/dok

Nested Dockerfile for remote multiuser development. Images and notes about them represent projects that Im testing, storing them in a common docker framework minimizes the possibility of code rot.

Primary LanguageShell

dok

Nested Dockerfiles for remote multiuser dev. Projects are specific to torch & ML

This is intended for development, not for deployment.

  • build scripts cache gits to local folders preventing unnecessary downloads.
  • multiple users with sudo rights are created, ssh is set up for remote acess, common caching and data folders are exposed.
  • to allow multiple access to same container, entrypoint is not specified by default instead specifying a command. This allows same container to be run by users using different entrypoints.

Most Docker examples are intended for deployment, but containerization can also be useful for development, the purpose of this project. Deployment projects do not need sudo apt access or multiuser envinronments and require the small footprint. To create a deployment project based on this strip down to only the necessary installs, the images on this project would be too large for efficient deployment.

Structure of the project

OS and CUDA version are passed as baseimage at build time.

Every image takes in a baseimage arg to enable rebuilding and testing projects on new code easily.

ARG baseimage
FROM=${baseimage}

Designed to be modular with nested images.

xvdp/cuda:11.8.0-devel-ubuntu22.04    -> since nvidia regularly deprecates images, I store them to docker xvdp
    ssh                     auth. base (ssh, ports, users, .bashrc) rebuild stack on authorized_keys change
        mamba
            torch           torch base image (torch 2.0.1, nvdiffrast, drjit, transformers, diffusion, jupyter)
                diffuse:    Diffusion sandbox wip ( iadb wuerstchen )
                lang:       language  sandbox wip ( whisper llama )
                rf:         radiance fields sandbox wip ( kaloin )
                gans:       GAN sandbox wip ( stylegan3 )
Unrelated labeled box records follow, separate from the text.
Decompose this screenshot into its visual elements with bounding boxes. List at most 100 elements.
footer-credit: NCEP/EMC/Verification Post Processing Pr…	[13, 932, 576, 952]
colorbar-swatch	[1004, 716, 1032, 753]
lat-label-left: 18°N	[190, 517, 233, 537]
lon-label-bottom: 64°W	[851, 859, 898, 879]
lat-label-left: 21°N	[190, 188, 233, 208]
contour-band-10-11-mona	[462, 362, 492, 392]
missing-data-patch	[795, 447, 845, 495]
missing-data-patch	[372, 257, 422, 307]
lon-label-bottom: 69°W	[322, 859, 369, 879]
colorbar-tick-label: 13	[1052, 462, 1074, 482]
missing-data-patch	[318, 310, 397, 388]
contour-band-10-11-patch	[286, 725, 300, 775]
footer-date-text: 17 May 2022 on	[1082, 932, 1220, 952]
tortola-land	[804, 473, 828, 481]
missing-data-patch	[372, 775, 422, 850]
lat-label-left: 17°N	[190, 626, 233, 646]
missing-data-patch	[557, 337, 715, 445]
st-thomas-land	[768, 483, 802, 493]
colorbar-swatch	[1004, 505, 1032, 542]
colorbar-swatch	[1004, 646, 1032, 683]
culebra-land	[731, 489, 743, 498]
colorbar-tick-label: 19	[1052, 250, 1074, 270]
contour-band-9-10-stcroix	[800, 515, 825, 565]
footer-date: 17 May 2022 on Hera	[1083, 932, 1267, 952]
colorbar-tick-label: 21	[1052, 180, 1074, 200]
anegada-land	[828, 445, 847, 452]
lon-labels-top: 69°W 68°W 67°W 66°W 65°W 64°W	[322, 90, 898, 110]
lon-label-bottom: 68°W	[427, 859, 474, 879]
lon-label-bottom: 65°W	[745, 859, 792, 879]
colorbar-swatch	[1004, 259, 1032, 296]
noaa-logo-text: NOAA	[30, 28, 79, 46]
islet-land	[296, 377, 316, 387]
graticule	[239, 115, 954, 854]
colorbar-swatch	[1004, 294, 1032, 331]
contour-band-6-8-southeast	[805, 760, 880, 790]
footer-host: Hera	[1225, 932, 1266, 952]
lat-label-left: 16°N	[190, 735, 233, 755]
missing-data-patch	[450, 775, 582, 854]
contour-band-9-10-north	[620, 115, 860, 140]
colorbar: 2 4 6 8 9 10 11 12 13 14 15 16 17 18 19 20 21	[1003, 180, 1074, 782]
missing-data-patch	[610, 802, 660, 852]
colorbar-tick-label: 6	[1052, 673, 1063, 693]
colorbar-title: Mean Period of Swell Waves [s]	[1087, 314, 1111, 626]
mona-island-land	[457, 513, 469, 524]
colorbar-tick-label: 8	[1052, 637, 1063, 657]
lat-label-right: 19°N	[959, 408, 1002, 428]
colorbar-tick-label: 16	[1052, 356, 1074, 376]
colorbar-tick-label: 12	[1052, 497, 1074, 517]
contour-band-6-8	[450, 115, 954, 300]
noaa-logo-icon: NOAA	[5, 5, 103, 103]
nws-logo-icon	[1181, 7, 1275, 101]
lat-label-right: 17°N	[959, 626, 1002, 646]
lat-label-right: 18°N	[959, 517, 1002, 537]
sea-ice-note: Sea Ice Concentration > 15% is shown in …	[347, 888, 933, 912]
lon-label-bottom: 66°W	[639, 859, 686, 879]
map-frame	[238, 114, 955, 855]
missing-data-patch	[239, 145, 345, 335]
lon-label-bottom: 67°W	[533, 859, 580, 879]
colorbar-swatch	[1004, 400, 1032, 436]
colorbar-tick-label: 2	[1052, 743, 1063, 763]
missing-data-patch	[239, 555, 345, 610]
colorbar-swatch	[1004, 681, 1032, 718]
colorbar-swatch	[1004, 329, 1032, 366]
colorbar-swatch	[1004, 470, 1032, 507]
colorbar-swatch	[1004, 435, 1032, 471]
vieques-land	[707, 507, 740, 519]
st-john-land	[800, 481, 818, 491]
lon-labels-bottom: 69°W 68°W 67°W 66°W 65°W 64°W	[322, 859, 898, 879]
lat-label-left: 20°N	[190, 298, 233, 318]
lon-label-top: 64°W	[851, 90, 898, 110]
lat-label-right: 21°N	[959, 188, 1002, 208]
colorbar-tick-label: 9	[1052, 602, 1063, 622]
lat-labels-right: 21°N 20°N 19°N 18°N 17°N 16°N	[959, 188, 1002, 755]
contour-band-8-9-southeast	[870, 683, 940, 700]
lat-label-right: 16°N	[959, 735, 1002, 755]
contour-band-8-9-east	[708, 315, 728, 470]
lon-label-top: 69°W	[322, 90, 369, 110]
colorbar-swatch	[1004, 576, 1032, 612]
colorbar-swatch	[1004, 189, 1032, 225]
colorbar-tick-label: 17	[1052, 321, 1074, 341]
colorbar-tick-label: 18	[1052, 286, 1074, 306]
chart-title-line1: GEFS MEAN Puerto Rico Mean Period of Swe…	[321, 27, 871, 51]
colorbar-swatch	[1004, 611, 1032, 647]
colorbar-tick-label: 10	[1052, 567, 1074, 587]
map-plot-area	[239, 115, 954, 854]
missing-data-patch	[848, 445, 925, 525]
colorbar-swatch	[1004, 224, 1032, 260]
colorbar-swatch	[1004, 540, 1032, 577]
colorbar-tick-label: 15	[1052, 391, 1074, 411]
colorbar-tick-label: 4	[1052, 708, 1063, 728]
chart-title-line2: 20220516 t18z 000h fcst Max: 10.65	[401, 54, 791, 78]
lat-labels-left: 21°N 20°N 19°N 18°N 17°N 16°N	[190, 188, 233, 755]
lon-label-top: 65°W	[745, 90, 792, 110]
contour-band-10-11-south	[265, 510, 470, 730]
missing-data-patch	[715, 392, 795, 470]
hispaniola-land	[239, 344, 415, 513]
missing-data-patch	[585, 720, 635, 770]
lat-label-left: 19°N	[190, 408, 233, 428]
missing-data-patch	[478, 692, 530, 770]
xvdp/cuda:12.1.0-devel-ubuntu22.04
    ssh
        mamba
            torch       torch >= 2.1
                tts:        text to speech (coqui-ai/TTS, suno-ai/bark)

Build Scripts:

  • Example projects, images/<project>, contain a build.sh script and a Dockerfile
  • ./config.sh contains local folders and user info, sourced by build.sh. Modify to own paths.
  • ./images/utils.sh common bash utilities, sourced by build.sh

To prevent unnecessary downloads:

  • Github projects are downloaded and cached locally in build.sh scripts, instead of pulling on Dockerfile.
  • Env variables (eg. TORCH_HOME, etc.) to cache container runtime installs are called ./dockerrun and other shortcut scripts.

Run Scripts

  • ./dockerrun <args> --cache <shared vol>:<mounted vol> Similar to docker run with extra arg --cache. The cache arg creates a volume argument and environenment variables inside the container which can be used as commond download loctions. Default environments are created for TORCH_HOME, TORCH_EXTENSIONS_DIR, DNNLIB_CACHE_DIR, HUGGINGFACE_HOME, TTS_HOME.
  • ./dockerglrun <args> --cache <shared vol>:<mounted vol> Similar to ./dockerrun for local .Xauth mapping for gl dependent projects, e.g. _gans
  • ./dokrun -i ``./runrf, ./runlang, etc. shortcut scripts do dockerrun for specific projects to further simplify docker run verbosity
SHR=\mnt\MyDrive\weights
VOL=\home\weights
IMG=<maintainer\dockerimage:tag>
bash dockerrun --user 1000 -it --rm --cache $SHR:$VOL $IMG
# is similar to
docker run --user 1000 -it --rm -v $SHR:$VOLs -e TORCH_HOME="${VOL}\torch" -e HUGGINGFACE_HOME="${VOL}\huggingface" $IMG
# alternatively create shortcut, see example script
bash runlang

Notes | Caveats

  • install docker first
  • not tested with Windows

TODO

  • vscode development
  • enable remote graphical interface, X11 forwarding thru ssh

base images

./images/ssh

Base to other images, creates users and ssh access. Bilt over OS and graphic driverrs, defines users incorporates shh authorized_keys in folder, adds .bashrc, exposes port and adds to /etc/ssh/sshd_config. Based on https://gist.github.com/mlamarre/a3ac761bb2e47162b73e72ac7d5cc395.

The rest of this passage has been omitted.